Jahrgang dreiundsechzig, Skorpion, echter Bremer – und,
ehrlich gesagt, nie ganz weggegangen.
Hier bin ich zu Hause, irgendwo zwischen Weser, Wochenmarkt und meinem Kiez
Anfang – Das Messer und der Moment
1981. Ein Jahr, ein Griff, ein Gewicht.
Das Messer war zu groß, der Stahl zu kalt, der Griff aus Holz noch fremd in der Hand.
Doch es passte – irgendwie.
So beginnt alles, was bleibt: mit einem Werkzeug, das man erst führen muss, bevor man versteht, was es verlangt.
Die Küche war kein Ort, sie war ein Zustand.
Laut. Heiß. Unerbittlich.
Man sprach wenig, schwieg viel.
Wer diesen Beruf lernte, tat das mit verbrannten Fingern und verschluckten Worten.
Dort lernte ich Respekt, Disziplin, Demut – und dass jede Zutat eine Geschichte, jede Flame ihren Charakter hat, hat wenn man lange genug hinsieht.
Lehrjahre – Zwischen Hitze und Haltung
Ich lernte im „Flett“, im Haus St. Petrus, mitten in der Böttcherstraße.
Diese enge, Straße mit Ihren Glockenspiel war für mich: Kaffee, Kunst und harte Arbeit.
Meine Lehrer waren Männer der alten Schule – streng, aber gerecht, mit Händen, die vom Kochen erzählten, nicht vom Reden.
Manchmal stand ich am Herd, das Gesicht glühend vom Dampf, und dachte:
Das hier ist keine Ausbildung.
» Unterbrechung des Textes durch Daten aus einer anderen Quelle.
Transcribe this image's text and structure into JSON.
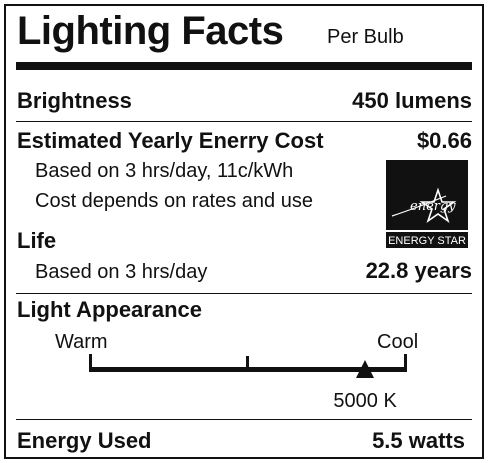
{
  "title": "Lighting Facts",
  "per_unit": "Per Bulb",
  "brightness": {
    "label": "Brightness",
    "value": "450 lumens"
  },
  "cost": {
    "label": "Estimated Yearly Enerry Cost",
    "value": "$0.66",
    "note1": "Based on 3 hrs/day, 11c/kWh",
    "note2": "Cost depends on rates and use"
  },
  "energy_star": {
    "script": "energy",
    "label": "ENERGY STAR"
  },
  "life": {
    "label": "Life",
    "note": "Based on 3 hrs/day",
    "value": "22.8 years"
  },
  "appearance": {
    "label": "Light Appearance",
    "warm": "Warm",
    "cool": "Cool",
    "value": "5000 K",
    "position_fraction": 0.87
  },
  "energy_used": {
    "label": "Energy Used",
    "value": "5.5 watts"
  }
}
Das ist eine „Bewährungsprobe“ die Du bestehen muss, um dazuzugehören.
Die Küche prüft dich.
Nicht, ob du kochen kannst – sondern ob du bleibst, wenn es zu viel wird.
Jahre danach – Verantwortung, Menschen, Form
Später kam alles: gehobene Küche, Selbstständigkeit, große Caterings, Verantwortung für Konzepte, Teams, Budgets.
Ich habe viele Küchen gesehen, noch mehr Menschen.
Und begriffen, dass das Kochen nie aufhört.
Es verändert nur seine Form – von Feuer zu Gefühl, von Messer zu Wort.
Schreiben – Der zweite Herd
Lange schrieb ich nur für mich.
Über die Küche, die kein Arbeitsplatz war, sondern Spiegel.
Von Disziplin, Schwäche und Würde.
Kein Glitzer, kein Lärm.
Ein Messer in der Hand, ein Gedanke im Kopf.
Später kam die Tastatur dazu – ein anderes Werkzeug, gleiche Präzision.
Wenn ich schreibe, soll man Butter riechen und Kräuter, das leise Klopfen des Messers hören, das Atmen einer Küche spüren.
Ich schreibe, wie ich koche: improvisierend, mit Handwerk und Gefühl.
Über echte Lebensmittel, über den Rhythmus eines Dienstes, über die Stille nach dem letzten Teller.
Und über das Schweigen, das bleibt, wenn man hinsieht.
Haltung – Über Geschmack und Leben
Ich schreibe über Arbeit, über Essen, über Menschen.
Manchmal schön, meistens ehrlich.
Das reicht.
Meine Küche ist kreativ, fischverliebt, pflanzenstark.
Ich mag Gräten, Kräuter, klare Aromen – und das Improvisieren.
Vegetarisch und vegan sind für mich kein Trend, sondern Ausdruck einer bewussteren Zeit.
Ich genieße gern.
Am liebsten dort, wo Menschen wissen, was sie tun.
Manchmal schleiche ich mich in Küchen, nur um Danke zu sagen – für gutes Essen, für Haltung, für Würde im Handwerk.
Ich lese. Höre zu. Denke laut.
Ich liebe gute Musik – Blues, Soul, Deep House.
Am liebsten live. Warum?
Weil live am ehrlichsten ist.
Nachklang – Kontrast und Schweigen
Vielleicht bin ich heute mehr Chronist als Koch.
Aber in Wahrheit war ich es immer – einer, der das Flüchtige festhalten will, bevor es verkocht, verfliegt, vergessen wird.
Einer, der weiß, dass Stille oft lauter ist als jedes Lob.
Und dass Ehrlichkeit, am Herd wie im Satz, nie laut sein muss, um wahr zu bleiben.